God relents and spares the city, and the story moves on to the high comedy of the fourth and final chapter. Jonah is angry, and throws a huge sulk, because God has not destroyed the city. Rather than rejoicing that his warning has been heeded, he is angry with God, because in his mind God has made him look like a fool. In fact, he tells God, that’s why he ran away in the first place: “I knew you would do this, I know you are a merciful God, and now you’ve made me look stupid!” And so he sits down on a hill overlooking the city and sulks, waiting for God to rain down fire from heaven.
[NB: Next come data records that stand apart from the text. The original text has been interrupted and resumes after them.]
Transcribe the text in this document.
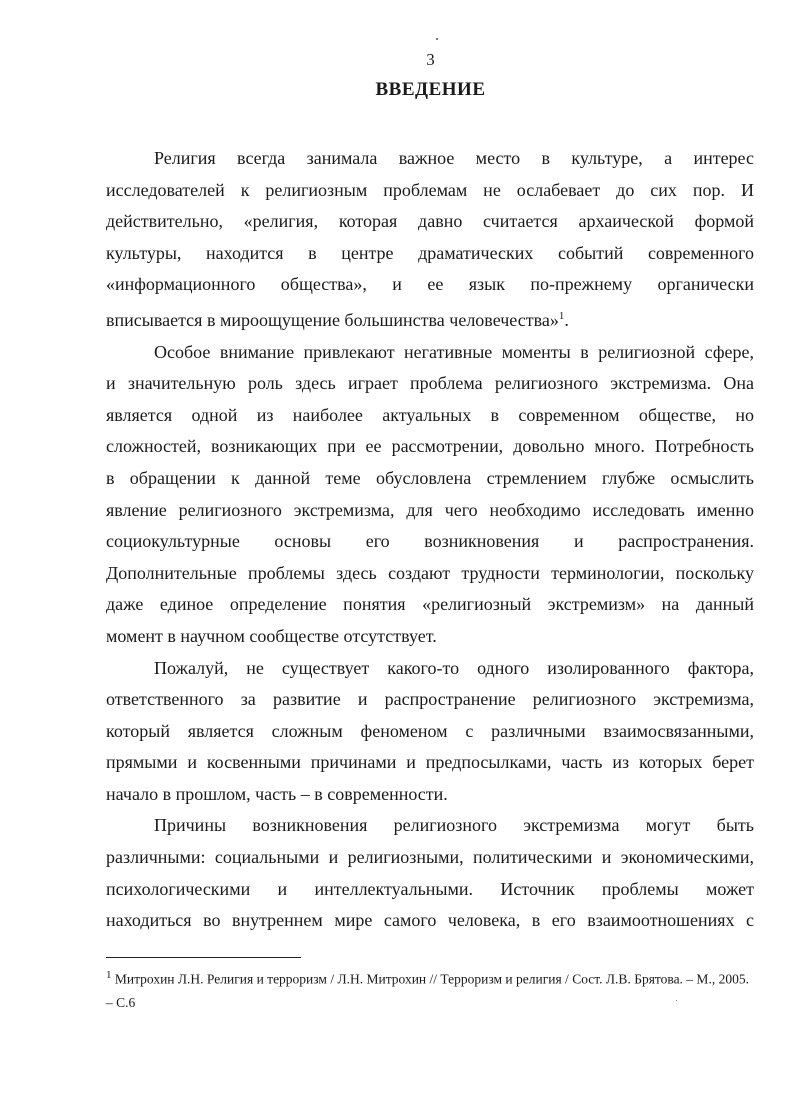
3
ВВЕДЕНИЕ
Религия всегда занимала важное место в культуре, а интерес
исследователей к религиозным проблемам не ослабевает до сих пор. И
действительно, «религия, которая давно считается архаической формой
культуры, находится в центре драматических событий современного
«информационного общества», и ее язык по-прежнему органически
вписывается в мироощущение большинства человечества»$^1$.
Особое внимание привлекают негативные моменты в религиозной сфере,
и значительную роль здесь играет проблема религиозного экстремизма. Она
является одной из наиболее актуальных в современном обществе, но
сложностей, возникающих при ее рассмотрении, довольно много. Потребность
в обращении к данной теме обусловлена стремлением глубже осмыслить
явление религиозного экстремизма, для чего необходимо исследовать именно
социокультурные основы его возникновения и распространения.
Дополнительные проблемы здесь создают трудности терминологии, поскольку
даже единое определение понятия «религиозный экстремизм» на данный
момент в научном сообществе отсутствует.
Пожалуй, не существует какого-то одного изолированного фактора,
ответственного за развитие и распространение религиозного экстремизма,
который является сложным феноменом с различными взаимосвязанными,
прямыми и косвенными причинами и предпосылками, часть из которых берет
начало в прошлом, часть – в современности.
Причины возникновения религиозного экстремизма могут быть
различными: социальными и религиозными, политическими и экономическими,
психологическими и интеллектуальными. Источник проблемы может
находиться во внутреннем мире самого человека, в его взаимоотношениях с
$^1$ Митрохин Л.Н. Религия и терроризм / Л.Н. Митрохин // Терроризм и религия / Сост. Л.В. Брятова. – М., 2005.
– С.6
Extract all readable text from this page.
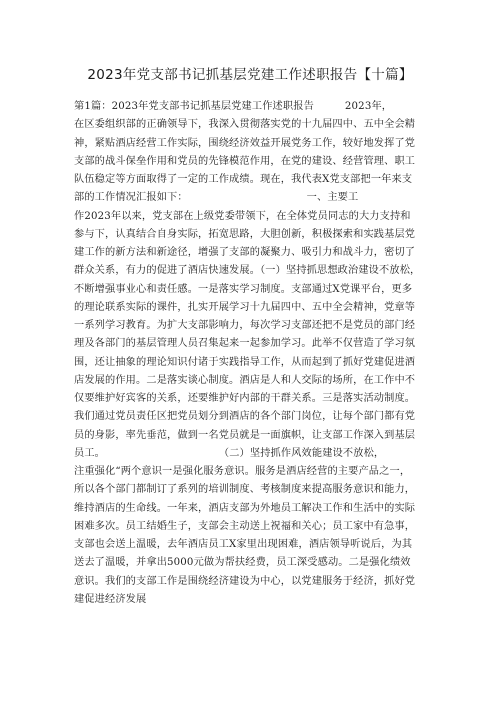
2023年党支部书记抓基层党建工作述职报告【十篇】
第1篇：2023年党支部书记抓基层党建工作述职报告　　　2023年，
在区委组织部的正确领导下，我深入贯彻落实党的十九届四中、五中全会精
神，紧贴酒店经营工作实际，围绕经济效益开展党务工作，较好地发挥了党
支部的战斗保垒作用和党员的先锋模范作用，在党的建设、经营管理、职工
队伍稳定等方面取得了一定的工作成绩。现在，我代表X党支部把一年来支
部的工作情况汇报如下：　　　　　　　　　　　　一、主要工
作2023年以来，党支部在上级党委带领下，在全体党员同志的大力支持和
参与下，认真结合自身实际，拓宽思路，大胆创新，积极探索和实践基层党
建工作的新方法和新途径，增强了支部的凝聚力、吸引力和战斗力，密切了
群众关系，有力的促进了酒店快速发展。（一）坚持抓思想政治建设不放松，
不断增强事业心和责任感。一是落实学习制度。支部通过X党课平台，更多
的理论联系实际的课件，扎实开展学习十九届四中、五中全会精神，党章等
一系列学习教育。为扩大支部影响力，每次学习支部还把不是党员的部门经
理及各部门的基层管理人员召集起来一起参加学习。此举不仅营造了学习氛
围，还让抽象的理论知识付诸于实践指导工作，从而起到了抓好党建促进酒
店发展的作用。二是落实谈心制度。酒店是人和人交际的场所，在工作中不
仅要维护好宾客的关系，还要维护好内部的干群关系。三是落实活动制度。
我们通过党员责任区把党员划分到酒店的各个部门岗位，让每个部门都有党
员的身影，率先垂范，做到一名党员就是一面旗帜，让支部工作深入到基层
员工。　　　　　　　　　　　　（二）坚持抓作风效能建设不放松，
注重强化“两个意识一是强化服务意识。服务是酒店经营的主要产品之一，
所以各个部门都制订了系列的培训制度、考核制度来提高服务意识和能力，
维持酒店的生命线。一年来，酒店支部为外地员工解决工作和生活中的实际
困难多次。员工结婚生子，支部会主动送上祝福和关心；员工家中有急事，
支部也会送上温暖，去年酒店员工X家里出现困难，酒店领导听说后，为其
送去了温暖，并拿出5000元做为帮扶经费，员工深受感动。二是强化绩效
意识。我们的支部工作是围绕经济建设为中心，以党建服务于经济，抓好党
建促进经济发展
Clearly we are dealing with satire here. The book of Jonah is evidently making fun of a certain type of prophet, something like the televangelists of its day: so-called prophets who are more concerned with their own personal gratification than with the well-being of others; prophets who trade in wholesale condemnation of large groups of people as evil sinners, because it makes them feel better about themselves. A popular strategy, then as now. In fact, the period after the return of the Israelites from the Babylonian exile harboured an ugly streak of xenophobia. In the book of Ezra, for example, Israelites are commanded to divorce their foreign wives, in order to uphold a standard of ethnic purity. Ugly stuff. But the Biblical literature from this period also contains several protests against this xenophobia. The book of Ruth, which tells the story of King David’s foreign grandmother, is one. The book of Jonah is another, which rests on the conviction that the most effective weapon against tyrants and bullies is mockery. And I for one find it absolutely wonderful that it has a place in our sacred Scripture!
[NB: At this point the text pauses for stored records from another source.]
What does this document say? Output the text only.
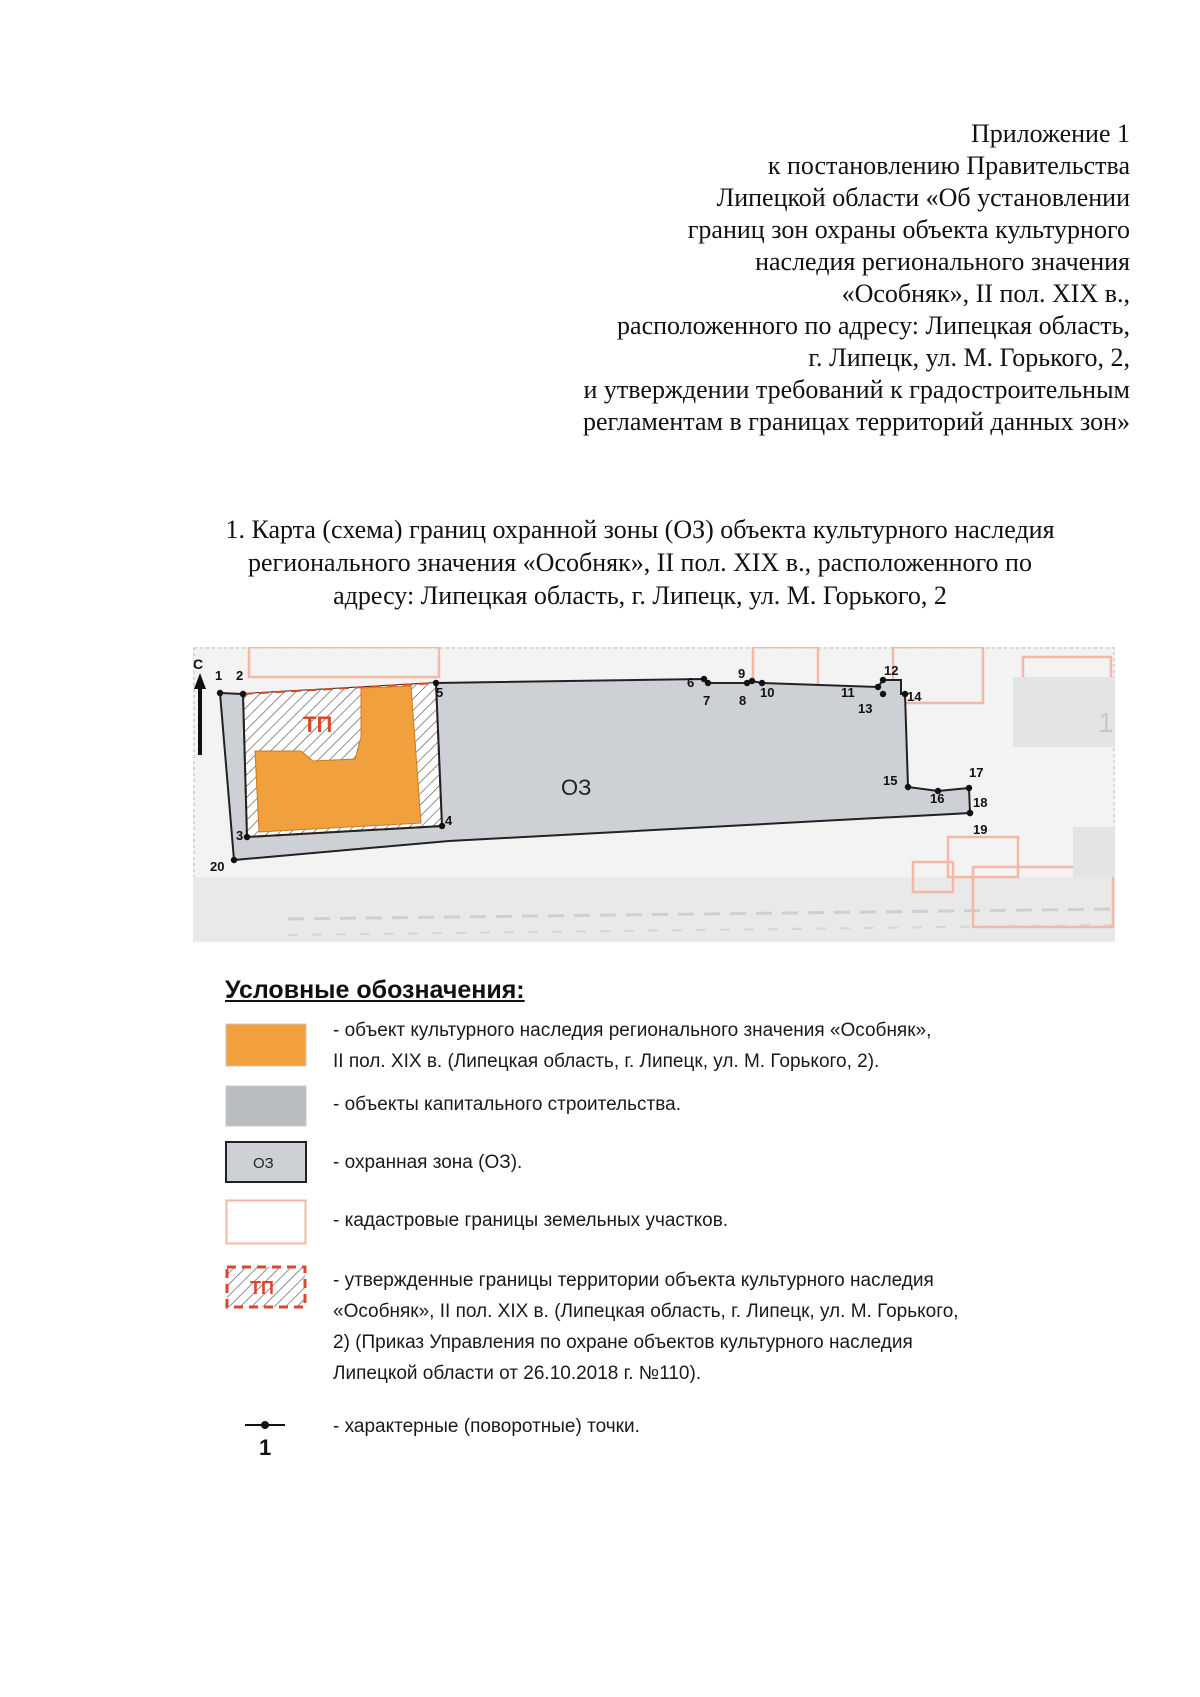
Приложение 1
к постановлению Правительства
Липецкой области «Об установлении
границ зон охраны объекта культурного
наследия регионального значения
«Особняк», II пол. XIX в.,
расположенного по адресу: Липецкая область,
г. Липецк, ул. М. Горького, 2,
и утверждении требований к градостроительным
регламентам в границах территорий данных зон»
1. Карта (схема) границ охранной зоны (ОЗ) объекта культурного наследия
регионального значения «Особняк», II пол. XIX в., расположенного по
адресу: Липецкая область, г. Липецк, ул. М. Горького, 2
1
ТП
ОЗ
С
1 2
3
4
5
6
7 8
9
10	11
12
13
14
15
16
17
18
19
20
Условные обозначения:
- объект культурного наследия регионального значения «Особняк»,
II пол. XIX в. (Липецкая область, г. Липецк, ул. М. Горького, 2).
- объекты капитального строительства.
ОЗ	- охранная зона (ОЗ).
- кадастровые границы земельных участков.
ТП	- утвержденные границы территории объекта культурного наследия
«Особняк», II пол. XIX в. (Липецкая область, г. Липецк, ул. М. Горького,
2) (Приказ Управления по охране объектов культурного наследия
Липецкой области от 26.10.2018 г. №110).
1
- характерные (поворотные) точки.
The issues that Jonah addresses are still with us; in fact, they are as current as ever. The city of Nineveh has long since fallen in ruins; but a new city grew up around it two thousand years ago, a city whose name will be familiar to you from the news: Nineveh is called Mosul today. Mosul, the centre of the Islamic State in Iraq. Clearly violence and destruction still has its grip on Nineveh; the need to repent is still there.
What is also still with us today is prophets like Jonah: prophets who look to build themselves up by demonizing others; prophets who mix religion and national identity in a fatal way, so that the war on terrorism has become a war on Islam, and Christianity has been coopted to serve the goal of Western power. Prophets who only want to call down fire from heaven upon their enemies; prophets who don’t want to know about God’s compassion and mercy; prophets who have forgotten that the people of Nineveh also are God’s beloved children.
The book of Jonah ends with the prophet sitting on a hillside waiting for Nineveh to be destroyed. His massive sulk has just been redoubled because the vine that had given him shade has just died, and he is apparently too stubborn to move out of the sun. To him, to the prophet who cares more about his personal comfort than the lives of thousands of those foreigners, God has the last word:
But God said to Jonah, ‘Is it right for you to be angry about the bush?’ And he said, ‘Yes, angry enough to die.’ Then the Lord said, ‘You are concerned about the bush, for which you did not labour and which you did not grow; it came into being in a night and perished in a night. And should I not be concerned about Nineveh, that great city, in which there are more than a hundred and twenty thousand people who do not know their right hand from their left, and also many animals?’
Hear what the Spirit is saying to the church.